Shanley did indeed attend Catholic schools of a range of brutality. "It was homosexual teachers for the most part who saved me,'' Shanley said. ''The head of discipline at Thomas Moore was gay, and he was my friend and protector. Did he have his reasons for being interested in me? Everybody has their reasons. Passion fuels many things, and it's used in many ways. Many of these people never cross the line.''

So what do we DO with that information? Would it be heresy to suggest that priests not only be allowed to marry but also to marry other adult males? Is the problem celibacy or homosexuality or sexuality that leaks into relationships with children?

Shanley said, “And still another reason I wrote this play is that I'm very aware that debate has become the form of communication, like on 'Crossfire.' There is no room or value placed on doubt, which is one of the hallmarks of the wise man. It's getting harder and harder in this society to find a place for spacious, true intellectual exchange. It's all becoming about who won the argument, which is just moronic.''

Many ideas are quietly presented without comment. The priests whoop it up with wine, music and cushioned surroundings while the nuns move through a near Shaker existence. The essence of the Fifties is found in the cinematography which sees a symmetrical orderly beauty everywhere, maybe even in the narrow back alley with its geometric fire escapes. All is control except in little bubbles of privilege. Anything else is just too terrifying, too demanding.

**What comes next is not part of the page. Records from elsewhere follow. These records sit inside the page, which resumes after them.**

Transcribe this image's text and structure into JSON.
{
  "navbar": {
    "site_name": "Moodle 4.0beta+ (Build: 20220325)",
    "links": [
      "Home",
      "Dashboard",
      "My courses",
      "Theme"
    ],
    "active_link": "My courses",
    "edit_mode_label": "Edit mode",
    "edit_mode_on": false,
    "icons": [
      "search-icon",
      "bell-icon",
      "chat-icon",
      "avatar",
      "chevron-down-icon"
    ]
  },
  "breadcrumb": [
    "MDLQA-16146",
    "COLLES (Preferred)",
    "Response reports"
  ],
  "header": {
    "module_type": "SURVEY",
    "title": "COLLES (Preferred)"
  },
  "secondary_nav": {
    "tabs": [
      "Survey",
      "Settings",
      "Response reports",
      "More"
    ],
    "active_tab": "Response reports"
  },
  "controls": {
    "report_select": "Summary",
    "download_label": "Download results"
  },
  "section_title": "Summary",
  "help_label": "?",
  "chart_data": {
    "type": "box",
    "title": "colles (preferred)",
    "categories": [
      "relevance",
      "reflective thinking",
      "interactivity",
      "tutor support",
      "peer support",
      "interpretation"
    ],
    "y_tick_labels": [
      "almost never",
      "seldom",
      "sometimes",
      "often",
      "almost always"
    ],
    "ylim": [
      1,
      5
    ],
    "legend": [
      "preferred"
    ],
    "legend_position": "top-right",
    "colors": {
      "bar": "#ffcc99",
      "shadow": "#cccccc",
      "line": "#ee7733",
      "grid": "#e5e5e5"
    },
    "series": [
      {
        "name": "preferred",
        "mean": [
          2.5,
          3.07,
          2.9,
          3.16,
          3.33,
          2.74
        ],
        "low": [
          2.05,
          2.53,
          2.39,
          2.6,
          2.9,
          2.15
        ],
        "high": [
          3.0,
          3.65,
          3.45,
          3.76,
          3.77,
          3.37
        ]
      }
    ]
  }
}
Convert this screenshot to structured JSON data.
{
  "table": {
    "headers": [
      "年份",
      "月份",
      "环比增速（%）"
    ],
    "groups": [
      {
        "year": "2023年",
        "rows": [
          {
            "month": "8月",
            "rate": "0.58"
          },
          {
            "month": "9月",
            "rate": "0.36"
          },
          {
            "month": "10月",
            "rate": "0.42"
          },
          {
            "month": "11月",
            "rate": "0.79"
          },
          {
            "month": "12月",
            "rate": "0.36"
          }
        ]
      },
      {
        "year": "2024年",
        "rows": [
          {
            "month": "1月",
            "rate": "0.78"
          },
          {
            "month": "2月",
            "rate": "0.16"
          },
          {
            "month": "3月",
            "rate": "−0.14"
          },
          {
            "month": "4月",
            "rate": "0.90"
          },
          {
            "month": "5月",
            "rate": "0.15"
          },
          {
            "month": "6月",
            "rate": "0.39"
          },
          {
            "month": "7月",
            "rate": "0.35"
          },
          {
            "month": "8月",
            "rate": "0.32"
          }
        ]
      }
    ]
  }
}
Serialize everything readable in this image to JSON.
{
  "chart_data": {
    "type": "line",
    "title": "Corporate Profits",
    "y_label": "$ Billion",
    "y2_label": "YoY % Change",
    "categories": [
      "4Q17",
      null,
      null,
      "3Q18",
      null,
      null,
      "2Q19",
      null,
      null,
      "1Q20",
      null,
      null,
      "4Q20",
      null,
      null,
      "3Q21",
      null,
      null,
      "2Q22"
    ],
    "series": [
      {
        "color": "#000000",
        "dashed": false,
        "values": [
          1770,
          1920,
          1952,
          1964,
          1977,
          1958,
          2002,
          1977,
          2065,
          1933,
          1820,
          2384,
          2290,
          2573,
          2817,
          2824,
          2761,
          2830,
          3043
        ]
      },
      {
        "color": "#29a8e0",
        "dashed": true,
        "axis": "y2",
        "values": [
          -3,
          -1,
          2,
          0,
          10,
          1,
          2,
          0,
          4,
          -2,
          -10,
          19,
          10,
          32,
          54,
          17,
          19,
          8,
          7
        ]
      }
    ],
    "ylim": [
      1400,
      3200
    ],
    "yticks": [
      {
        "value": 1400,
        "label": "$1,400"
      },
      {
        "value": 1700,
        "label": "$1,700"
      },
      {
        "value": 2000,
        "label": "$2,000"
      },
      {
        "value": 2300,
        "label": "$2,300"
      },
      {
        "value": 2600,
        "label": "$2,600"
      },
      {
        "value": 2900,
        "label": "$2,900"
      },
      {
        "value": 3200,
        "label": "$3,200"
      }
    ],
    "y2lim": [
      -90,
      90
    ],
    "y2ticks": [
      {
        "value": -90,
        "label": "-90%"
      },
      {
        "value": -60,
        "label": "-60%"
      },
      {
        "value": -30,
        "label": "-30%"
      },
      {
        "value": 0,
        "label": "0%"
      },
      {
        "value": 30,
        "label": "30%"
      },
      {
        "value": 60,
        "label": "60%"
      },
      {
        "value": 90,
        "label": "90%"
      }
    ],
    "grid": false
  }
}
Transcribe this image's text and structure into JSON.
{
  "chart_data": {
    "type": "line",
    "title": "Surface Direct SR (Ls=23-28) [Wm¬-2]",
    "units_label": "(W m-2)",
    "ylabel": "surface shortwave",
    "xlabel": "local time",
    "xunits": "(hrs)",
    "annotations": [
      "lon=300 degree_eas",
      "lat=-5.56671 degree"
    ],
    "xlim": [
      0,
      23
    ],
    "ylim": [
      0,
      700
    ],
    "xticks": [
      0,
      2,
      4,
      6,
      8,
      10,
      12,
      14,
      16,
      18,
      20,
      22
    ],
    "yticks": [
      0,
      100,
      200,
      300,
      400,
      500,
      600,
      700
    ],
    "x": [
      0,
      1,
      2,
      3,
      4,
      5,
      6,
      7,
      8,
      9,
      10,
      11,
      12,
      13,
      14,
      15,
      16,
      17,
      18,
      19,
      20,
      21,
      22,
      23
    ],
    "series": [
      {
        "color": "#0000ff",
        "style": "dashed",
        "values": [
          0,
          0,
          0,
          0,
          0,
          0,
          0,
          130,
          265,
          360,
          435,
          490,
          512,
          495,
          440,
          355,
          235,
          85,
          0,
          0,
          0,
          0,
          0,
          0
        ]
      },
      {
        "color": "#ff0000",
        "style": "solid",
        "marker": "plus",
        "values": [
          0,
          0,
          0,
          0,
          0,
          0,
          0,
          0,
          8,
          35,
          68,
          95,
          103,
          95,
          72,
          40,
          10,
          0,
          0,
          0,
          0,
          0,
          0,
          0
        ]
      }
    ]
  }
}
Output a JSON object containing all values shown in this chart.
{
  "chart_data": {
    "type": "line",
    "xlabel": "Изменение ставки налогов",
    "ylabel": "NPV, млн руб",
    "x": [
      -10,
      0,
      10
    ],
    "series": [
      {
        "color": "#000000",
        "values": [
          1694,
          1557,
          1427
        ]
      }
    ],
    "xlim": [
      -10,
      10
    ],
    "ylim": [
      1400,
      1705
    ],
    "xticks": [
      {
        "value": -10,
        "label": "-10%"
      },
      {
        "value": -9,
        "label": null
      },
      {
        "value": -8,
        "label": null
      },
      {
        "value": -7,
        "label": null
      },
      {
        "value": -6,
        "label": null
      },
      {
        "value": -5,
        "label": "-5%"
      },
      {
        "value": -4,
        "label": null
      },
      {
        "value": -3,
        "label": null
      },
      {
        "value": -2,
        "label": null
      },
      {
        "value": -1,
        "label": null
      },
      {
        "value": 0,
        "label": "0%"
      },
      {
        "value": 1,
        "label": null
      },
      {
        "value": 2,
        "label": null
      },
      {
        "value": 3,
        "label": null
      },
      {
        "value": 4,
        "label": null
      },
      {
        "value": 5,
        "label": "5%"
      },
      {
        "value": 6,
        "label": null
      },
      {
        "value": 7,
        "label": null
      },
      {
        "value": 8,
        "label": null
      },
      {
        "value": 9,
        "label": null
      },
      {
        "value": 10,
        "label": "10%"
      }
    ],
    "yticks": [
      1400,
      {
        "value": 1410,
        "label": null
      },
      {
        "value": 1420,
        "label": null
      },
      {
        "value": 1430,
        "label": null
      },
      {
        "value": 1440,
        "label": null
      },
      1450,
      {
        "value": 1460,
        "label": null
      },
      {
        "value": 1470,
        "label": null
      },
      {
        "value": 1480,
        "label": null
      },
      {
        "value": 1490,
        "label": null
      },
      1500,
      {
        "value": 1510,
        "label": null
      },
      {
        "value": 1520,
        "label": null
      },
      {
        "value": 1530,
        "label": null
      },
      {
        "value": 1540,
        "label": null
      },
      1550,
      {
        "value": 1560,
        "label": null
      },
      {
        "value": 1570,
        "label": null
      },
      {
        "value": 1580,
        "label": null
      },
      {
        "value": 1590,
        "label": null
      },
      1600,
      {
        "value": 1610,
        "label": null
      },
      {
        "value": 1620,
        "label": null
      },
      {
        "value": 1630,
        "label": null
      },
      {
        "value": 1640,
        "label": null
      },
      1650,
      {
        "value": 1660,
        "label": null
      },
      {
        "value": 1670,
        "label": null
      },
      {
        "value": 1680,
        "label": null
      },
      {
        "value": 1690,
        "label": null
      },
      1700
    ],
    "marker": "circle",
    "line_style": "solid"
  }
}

Sister is right to carry her defense of the boundaries to the children, though she doesn’t notice that her own asceticism is eroded by the transistor radio she impounds, not for the music but for the news. The wind blows hard, the lights go out. But the irrepressible boy goes on talking in class, the irresistible girl continues to fall in love. The subtle and convincing portraits of these children are a powerful force in the argument. Even shooting them with guns on campuses is not enough to extinguish them.

Shanley and his second wife, now divorced, adopted two boys at birth, one Mexican and one “Celtic” from Texas, about the same age. Witchel ends his article with this vignette:

“Both boys are protective of Shanley, almost tender in their vigilance of him. They continually surround him, seeming to stand sentry. Maybe it's the glaucoma. Maybe it's because he's just not like other dads. When Frank came off the makeshift court -- a patch of grass dotted with rocks -- and Shanley saw his skinned knee, he said, ''You know, in Ireland, kings were kings until they had a physical imperfection, and then they were put to death.''

“His [Shanley’s] brother Tom quickly interjected, ''Well, Frank, it's a good thing you're not a king.'' But Frank didn't need reassurance. He seems to hear stuff like that all the time. He sat near his father a while longer, then returned to the game.

“Shanley watched his sons. 'They're going to fall in love and have their hearts broken,'' he said quietly. ''I don't think I can take it.' ”

But he will. What choice is there? In spite of all doubts we cannot help loving. In this, Sister James is our guide with her open earnestness, her quick wish for the best, and her bad dreams. She is what the Pope pretends to be.